Fundamental differences emerged here today in U.S. and Soviet approaches to reviewing how well nations have carried out the far-reaching pledges on European security, economic cooperation and human rights signed by 35 countries at Helsinki in 1975.
The differences became clear in the second day of the 35-nation preparatory conference meant to lay the groundwork for a full-scale Helsinki review this fall.
In the first Soviet address to the conference,chief delegate Yuli Vorontsov called for "a constructive atmosphere and businesslike exchange of views." He said the emphasis should be on "summarizing the positive accomplishments" since the accords were signed and in "looking toward the future" with respect to new proposals.
In the way Vorontsov said, the conference would "contribute to the general improvement of the political climate."
In effect, the Soviets are asking the participants not to criticize one another or examine in detail individual countries' failure to live up to the spirit of some of the pledges made at Helsinki.
Those pledges, however, inspired an upsurge of demands for individual freedoms and human rights throughout Eastern Europe, and the Carter administration has undertaken a major campaign of pressing the Soviets on this issue and openly criticizing them for a "disappointing" performance in the two years since Helsinki.
The U.S. delegation here is arguing for the complete review of implementation of all parts of the accords that is called for in the final act of the Helsinki agreements.
The United States, backed by most West European countries, is pressing for an open-ended debate here next fall that will not end until all points are examined and that will include working committees as well as full conference groups so detailed assessments can be made.

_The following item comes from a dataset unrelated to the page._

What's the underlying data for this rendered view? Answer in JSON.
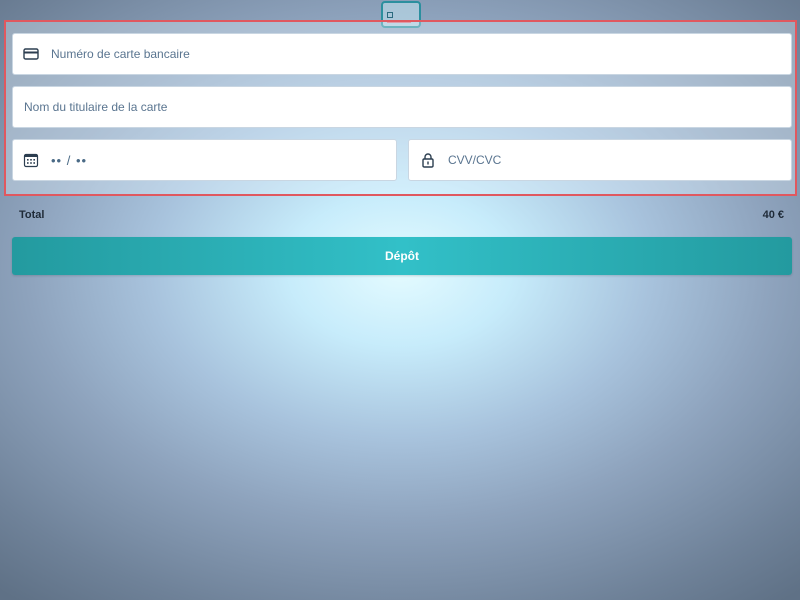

A proposal introduced yesterday by the British, with the support of the European Common Market and the United States, would set up that kind of open-ended agends, although it did include a provision for a non-binding goal of ending in 12 weeks.
Today, however, the conference seemed to be turning instead to a simplified Spanish proposal that lays out an agenda of questions for the preparatory meeting to decide without suggesting any specifics.
Thus, it now seems that this conference will enter a long period of perhaps six weeks in which each point about duration, agenda and committees for the main conference will be argued out. United States would press for no specific closing date for the main conference and the Soviets would try to assure shutting things off before Christmas.
In Vorontsov's view, "If we are to speak about our major achievements" in Europe since Helsinki, "they are that peace in Europe has become more stable, that economic relations have expanded, that there are broader cultural and information exchanges and (that) contacts among peoples are developing."
The meetings here are all behind closed doors, but a spokesman for the Soviet delegation briefed reporters on Vorontsov's comments.
Although most of the West would disagree with much of Vorontsov's assessment, the U.S. delegation chief, Ambassador Albert w. Sherer, said later that he found the Soviet's opening speech "basically constructive." Asked earlier how the conference seemed to be going, Sherer replied, "Perhaps it's going better than I expected."
Privately, U.S. officials acknowledge the exchanges between Washington and Moscow over human rights has gotten so hot lately, along with Soviet arrests of dissidents and harassment of American journalists, that they had arrived hear fearing that the conference could collapse even on the opening day.
For the moment, there seems to be a conscious Western strategy to calm things down and avoid public clashes if possible, so the preparatory conference can come up with procedures for the main review similar to what the West proposed yesterday.